I don't really understand the argument he's trying to present. I would appreciate if someone could help me.

Answer 1

Suppose we have a polynomial $c_nx^n + c_{n-1}x^{n-1} + \cdots + c_1x+c_0$ with integral coefficients $c_i$ and a rational root $r$. Write the rational root in reduced form, say $r = a/b$ where $a$ and $b$ are integers that are relatively prime.

Claim: $b$ is a factor of $c_n$ and $a$ is a factor of $c_0$. In particular, if $c_n = 1$ then $b = \pm 1$, so $r = a/b = \pm a$ is an integer.

Proof of claim: setting $x = r = a/b$ in the polynomial, $$ 0 = c_nx\left(\frac{a}{b}\right)^n + c_{n-1}\left(\frac{a}{b}\right)^{n-1} + \cdots + c_1\left(\frac{a}{b}\right)+c_0 $$ and now multiply through by $b^n$ to clear the denominator: $$ 0 = c_na^n + c_{n-1}a^{n-1}b + \cdots + c_1ab^{n-1} +c_0b^n. $$ This equation has no denominators anywhere: each term is an integer.

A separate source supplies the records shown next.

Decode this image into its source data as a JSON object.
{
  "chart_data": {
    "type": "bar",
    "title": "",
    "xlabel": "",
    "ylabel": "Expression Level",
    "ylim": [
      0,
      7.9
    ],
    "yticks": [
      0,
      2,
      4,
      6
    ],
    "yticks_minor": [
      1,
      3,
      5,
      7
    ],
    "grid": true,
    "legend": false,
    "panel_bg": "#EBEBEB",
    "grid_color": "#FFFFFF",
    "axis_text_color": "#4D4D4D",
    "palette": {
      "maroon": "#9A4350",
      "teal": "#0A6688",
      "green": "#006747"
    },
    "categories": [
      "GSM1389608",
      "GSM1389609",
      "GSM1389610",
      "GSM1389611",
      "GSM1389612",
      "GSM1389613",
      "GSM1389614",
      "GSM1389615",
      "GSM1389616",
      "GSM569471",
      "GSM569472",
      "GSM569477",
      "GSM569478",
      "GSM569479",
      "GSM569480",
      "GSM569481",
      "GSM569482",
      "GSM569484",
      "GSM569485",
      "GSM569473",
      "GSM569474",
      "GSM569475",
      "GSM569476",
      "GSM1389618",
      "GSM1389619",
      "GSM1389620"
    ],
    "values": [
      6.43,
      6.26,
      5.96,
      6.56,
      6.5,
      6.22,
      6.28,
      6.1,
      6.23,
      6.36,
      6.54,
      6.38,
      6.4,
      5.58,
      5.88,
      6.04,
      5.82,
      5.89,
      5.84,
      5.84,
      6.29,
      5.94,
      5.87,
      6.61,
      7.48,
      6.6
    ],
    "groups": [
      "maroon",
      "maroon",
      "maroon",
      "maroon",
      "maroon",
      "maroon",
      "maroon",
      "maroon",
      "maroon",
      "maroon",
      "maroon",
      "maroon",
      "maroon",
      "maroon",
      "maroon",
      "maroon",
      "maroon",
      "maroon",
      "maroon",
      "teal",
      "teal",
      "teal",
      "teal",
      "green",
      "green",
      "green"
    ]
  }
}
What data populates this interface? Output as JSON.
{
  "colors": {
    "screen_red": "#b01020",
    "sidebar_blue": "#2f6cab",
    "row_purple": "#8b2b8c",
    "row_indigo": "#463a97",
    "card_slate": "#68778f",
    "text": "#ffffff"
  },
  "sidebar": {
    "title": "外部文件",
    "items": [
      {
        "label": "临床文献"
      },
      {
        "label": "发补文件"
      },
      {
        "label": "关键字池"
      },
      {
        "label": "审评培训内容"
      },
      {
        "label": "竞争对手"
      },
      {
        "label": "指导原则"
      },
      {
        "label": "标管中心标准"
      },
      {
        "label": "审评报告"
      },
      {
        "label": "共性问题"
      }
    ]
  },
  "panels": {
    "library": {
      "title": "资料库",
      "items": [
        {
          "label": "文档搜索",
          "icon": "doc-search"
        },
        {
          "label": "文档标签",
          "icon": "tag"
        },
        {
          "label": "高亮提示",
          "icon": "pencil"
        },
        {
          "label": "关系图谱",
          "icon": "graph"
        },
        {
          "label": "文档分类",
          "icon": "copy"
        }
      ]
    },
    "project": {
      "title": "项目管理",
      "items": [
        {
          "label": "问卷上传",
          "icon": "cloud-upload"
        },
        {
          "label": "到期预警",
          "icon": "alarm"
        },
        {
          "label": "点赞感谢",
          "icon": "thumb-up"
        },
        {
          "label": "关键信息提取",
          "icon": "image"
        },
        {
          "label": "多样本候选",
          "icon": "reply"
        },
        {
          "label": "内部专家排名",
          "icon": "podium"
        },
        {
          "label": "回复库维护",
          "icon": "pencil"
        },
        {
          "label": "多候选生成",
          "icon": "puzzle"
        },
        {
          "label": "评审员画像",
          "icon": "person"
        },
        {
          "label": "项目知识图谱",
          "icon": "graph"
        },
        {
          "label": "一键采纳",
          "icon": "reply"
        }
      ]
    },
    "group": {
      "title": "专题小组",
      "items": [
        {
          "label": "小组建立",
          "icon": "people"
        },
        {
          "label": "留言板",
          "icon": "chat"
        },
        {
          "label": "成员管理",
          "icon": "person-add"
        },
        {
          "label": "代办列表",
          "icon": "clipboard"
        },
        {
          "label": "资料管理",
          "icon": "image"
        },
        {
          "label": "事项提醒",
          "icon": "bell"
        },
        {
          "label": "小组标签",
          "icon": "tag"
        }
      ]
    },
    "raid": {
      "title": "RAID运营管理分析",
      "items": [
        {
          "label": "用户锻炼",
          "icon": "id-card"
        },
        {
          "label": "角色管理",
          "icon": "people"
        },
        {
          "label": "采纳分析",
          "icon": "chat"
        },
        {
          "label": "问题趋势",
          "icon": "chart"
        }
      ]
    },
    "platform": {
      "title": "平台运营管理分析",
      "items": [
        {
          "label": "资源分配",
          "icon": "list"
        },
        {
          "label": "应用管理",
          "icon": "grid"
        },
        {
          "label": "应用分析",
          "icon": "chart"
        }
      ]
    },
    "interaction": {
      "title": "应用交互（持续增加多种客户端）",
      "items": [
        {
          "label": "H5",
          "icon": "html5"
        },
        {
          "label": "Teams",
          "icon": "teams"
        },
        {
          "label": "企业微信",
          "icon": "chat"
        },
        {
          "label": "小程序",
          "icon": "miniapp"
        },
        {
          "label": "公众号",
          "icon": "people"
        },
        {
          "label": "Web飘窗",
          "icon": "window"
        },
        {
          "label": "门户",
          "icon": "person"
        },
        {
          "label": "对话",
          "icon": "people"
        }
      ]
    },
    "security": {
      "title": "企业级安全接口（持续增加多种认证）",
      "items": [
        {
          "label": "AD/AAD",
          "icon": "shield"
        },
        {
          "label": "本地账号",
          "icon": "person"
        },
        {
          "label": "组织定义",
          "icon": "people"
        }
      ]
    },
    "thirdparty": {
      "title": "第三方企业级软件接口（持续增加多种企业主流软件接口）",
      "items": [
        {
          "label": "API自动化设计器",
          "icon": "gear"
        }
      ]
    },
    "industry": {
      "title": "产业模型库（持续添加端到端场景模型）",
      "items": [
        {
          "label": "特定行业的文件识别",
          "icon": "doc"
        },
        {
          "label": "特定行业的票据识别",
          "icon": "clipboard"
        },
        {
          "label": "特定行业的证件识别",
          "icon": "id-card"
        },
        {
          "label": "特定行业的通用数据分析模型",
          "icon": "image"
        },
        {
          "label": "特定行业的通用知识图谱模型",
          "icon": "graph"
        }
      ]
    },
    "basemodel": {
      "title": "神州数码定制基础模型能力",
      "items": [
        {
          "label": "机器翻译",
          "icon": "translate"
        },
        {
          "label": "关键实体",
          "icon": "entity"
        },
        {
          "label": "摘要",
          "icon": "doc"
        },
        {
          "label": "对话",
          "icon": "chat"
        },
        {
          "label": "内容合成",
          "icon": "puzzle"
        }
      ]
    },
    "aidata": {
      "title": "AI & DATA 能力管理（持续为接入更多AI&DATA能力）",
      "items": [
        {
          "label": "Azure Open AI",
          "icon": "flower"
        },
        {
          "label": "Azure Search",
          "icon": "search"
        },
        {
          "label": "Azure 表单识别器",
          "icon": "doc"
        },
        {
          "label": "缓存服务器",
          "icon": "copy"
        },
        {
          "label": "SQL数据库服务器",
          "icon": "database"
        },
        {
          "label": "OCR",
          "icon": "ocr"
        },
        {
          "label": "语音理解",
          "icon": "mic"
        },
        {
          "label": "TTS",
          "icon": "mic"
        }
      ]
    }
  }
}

Every term except maybe $c_na^n$ has a factor of $b$, and the left side is $0$, so the term $c_na^n$ has a factor of $b$. Since $a$ and $b$ are relatively prime, the only way $b$ can be a factor of $c_na^n$ is to have $b$ be a factor of $c_n$.

Every term except maybe $c_0b^n$ has a factor of $a$, and the left side is $0$, so the term $c_0b^n$ has a factor of $a$. Since $a$ and $b$ are relatively prime, the only way $a$ can be a factor of $c_0b^n$ is to have $a$ be a factor of $c_0$.